One of the most hotly contested local races in Carroll County was the six-way playoff for three spots on Carroll’s Board of Education. Education has always been important to voters, but after the Board’s decision in December 2015 to close Charles Carroll Elementary, New Windsor Middle and North Carroll High School, residents were outraged and vowed to not forget when voting for Board members in the future. There was no memory lapse for voters as they sacked all of the Board members who played a part in the 2015 school closures over the course of the last two elections. I look forward to seeing what present members, Donna Sivigny and Marsha Herbert, can achieve once they are joined by the three newly elected members.
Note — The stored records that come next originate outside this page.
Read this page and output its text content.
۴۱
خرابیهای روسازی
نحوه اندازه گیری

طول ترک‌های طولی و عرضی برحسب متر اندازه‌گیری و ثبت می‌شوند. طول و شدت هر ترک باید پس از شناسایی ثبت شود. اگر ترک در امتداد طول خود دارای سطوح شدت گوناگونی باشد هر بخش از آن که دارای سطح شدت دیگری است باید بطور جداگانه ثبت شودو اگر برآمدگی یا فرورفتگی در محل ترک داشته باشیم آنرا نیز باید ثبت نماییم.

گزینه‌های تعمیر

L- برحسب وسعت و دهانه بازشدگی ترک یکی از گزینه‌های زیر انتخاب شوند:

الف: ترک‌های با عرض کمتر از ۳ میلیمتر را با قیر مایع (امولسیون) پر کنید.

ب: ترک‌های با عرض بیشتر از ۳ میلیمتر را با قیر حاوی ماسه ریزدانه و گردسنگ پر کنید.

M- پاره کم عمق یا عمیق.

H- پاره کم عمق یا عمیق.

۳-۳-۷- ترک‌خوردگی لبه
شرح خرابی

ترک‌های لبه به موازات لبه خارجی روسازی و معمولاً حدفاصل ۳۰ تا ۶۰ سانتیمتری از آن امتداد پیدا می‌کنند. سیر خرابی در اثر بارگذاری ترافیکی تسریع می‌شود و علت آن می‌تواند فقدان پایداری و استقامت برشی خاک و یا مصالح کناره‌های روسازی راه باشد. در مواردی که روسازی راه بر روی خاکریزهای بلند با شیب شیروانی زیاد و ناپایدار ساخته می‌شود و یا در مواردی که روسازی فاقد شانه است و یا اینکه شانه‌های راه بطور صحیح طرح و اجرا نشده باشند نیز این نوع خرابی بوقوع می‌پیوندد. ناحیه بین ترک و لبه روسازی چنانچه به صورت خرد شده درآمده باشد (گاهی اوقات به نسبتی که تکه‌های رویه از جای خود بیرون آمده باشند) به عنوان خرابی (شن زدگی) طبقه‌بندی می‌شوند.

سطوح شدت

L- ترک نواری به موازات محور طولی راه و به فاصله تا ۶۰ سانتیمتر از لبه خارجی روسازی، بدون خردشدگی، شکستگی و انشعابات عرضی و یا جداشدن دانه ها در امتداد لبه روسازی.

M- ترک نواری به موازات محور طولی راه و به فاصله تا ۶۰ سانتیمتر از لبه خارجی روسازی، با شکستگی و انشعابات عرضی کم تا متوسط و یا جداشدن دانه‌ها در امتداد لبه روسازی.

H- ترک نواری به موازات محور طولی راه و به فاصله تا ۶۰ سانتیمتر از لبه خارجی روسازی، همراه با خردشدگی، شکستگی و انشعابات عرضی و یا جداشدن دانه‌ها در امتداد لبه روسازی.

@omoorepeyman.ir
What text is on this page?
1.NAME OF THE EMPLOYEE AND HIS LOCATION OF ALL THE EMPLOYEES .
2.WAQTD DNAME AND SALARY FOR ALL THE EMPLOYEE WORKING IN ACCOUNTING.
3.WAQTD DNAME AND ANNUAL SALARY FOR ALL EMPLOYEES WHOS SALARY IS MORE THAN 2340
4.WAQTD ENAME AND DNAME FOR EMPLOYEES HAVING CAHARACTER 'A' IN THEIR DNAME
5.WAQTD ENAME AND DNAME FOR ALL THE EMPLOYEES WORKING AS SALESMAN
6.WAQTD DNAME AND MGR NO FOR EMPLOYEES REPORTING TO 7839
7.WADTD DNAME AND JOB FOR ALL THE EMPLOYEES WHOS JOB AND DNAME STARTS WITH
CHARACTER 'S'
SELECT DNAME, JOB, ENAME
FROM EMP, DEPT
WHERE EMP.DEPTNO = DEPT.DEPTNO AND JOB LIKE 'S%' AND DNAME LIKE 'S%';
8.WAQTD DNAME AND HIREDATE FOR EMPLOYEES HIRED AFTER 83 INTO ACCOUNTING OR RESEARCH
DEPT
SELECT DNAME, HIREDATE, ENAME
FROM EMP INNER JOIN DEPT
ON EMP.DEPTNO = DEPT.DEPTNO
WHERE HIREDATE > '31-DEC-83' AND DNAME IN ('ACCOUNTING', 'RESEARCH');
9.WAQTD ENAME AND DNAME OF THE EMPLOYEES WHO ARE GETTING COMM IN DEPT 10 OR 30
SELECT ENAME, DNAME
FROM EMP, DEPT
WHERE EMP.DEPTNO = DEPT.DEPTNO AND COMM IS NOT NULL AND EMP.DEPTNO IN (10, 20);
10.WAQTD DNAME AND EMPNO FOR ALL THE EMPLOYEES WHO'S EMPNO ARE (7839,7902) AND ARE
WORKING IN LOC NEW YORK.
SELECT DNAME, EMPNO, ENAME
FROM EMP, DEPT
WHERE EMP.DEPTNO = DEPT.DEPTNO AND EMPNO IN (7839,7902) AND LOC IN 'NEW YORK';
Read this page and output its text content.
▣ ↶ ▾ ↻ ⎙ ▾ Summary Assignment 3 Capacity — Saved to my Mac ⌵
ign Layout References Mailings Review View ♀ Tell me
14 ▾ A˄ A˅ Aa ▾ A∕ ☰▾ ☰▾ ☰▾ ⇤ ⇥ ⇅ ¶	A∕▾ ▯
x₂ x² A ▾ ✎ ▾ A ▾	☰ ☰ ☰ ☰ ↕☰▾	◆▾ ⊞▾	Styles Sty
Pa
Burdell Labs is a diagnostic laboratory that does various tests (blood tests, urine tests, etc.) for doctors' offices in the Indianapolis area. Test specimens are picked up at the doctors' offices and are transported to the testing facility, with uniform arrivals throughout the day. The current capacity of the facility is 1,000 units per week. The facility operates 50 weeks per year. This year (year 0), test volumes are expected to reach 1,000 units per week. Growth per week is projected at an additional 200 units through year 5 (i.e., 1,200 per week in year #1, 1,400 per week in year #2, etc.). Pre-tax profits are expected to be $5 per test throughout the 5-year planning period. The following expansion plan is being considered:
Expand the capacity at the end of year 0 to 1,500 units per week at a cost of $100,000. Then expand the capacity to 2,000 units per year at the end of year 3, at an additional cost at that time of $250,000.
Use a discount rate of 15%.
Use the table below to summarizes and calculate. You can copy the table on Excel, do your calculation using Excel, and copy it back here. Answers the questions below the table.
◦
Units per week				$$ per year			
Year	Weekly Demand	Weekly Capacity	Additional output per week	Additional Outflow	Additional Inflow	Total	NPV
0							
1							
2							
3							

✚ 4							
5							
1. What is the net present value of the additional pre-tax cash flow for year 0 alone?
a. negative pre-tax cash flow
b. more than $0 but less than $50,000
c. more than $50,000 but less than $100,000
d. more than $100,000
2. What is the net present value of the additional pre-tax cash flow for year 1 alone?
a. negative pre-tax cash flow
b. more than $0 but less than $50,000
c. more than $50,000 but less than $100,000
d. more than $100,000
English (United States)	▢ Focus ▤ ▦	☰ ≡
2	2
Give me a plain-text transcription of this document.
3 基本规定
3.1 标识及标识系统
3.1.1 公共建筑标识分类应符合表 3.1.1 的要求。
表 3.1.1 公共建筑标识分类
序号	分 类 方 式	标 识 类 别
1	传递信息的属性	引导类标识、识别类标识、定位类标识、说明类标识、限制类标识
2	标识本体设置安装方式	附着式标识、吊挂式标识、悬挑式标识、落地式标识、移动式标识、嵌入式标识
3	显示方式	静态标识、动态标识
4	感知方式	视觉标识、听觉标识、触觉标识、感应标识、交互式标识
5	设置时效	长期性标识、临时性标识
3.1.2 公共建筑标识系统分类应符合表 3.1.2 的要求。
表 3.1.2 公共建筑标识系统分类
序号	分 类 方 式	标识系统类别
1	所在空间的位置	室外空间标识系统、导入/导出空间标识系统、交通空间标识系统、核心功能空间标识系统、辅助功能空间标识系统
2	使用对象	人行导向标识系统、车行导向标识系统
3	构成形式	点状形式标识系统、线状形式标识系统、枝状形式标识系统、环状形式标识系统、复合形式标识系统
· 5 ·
In addition, Carroll County’s election director, Katherine Berry, deserves praise for executing flawless game plans in both the primary and general elections. During early voting, Berry was tasked with managing not one but two early voting centers — a first for Carroll in 2018. Furthermore, she took it upon herself to email out periodic voter turnout updates throughout the day during all eight days of early voting. She deserves the game ball without a doubt.
Carroll County is in great hands with the folks who were elected, and our state is in good shape with Gov. Hogan as our head coach. Now that the election is over, it is time for these newly elected officials to get on the field and remind voters why we drafted them for our team.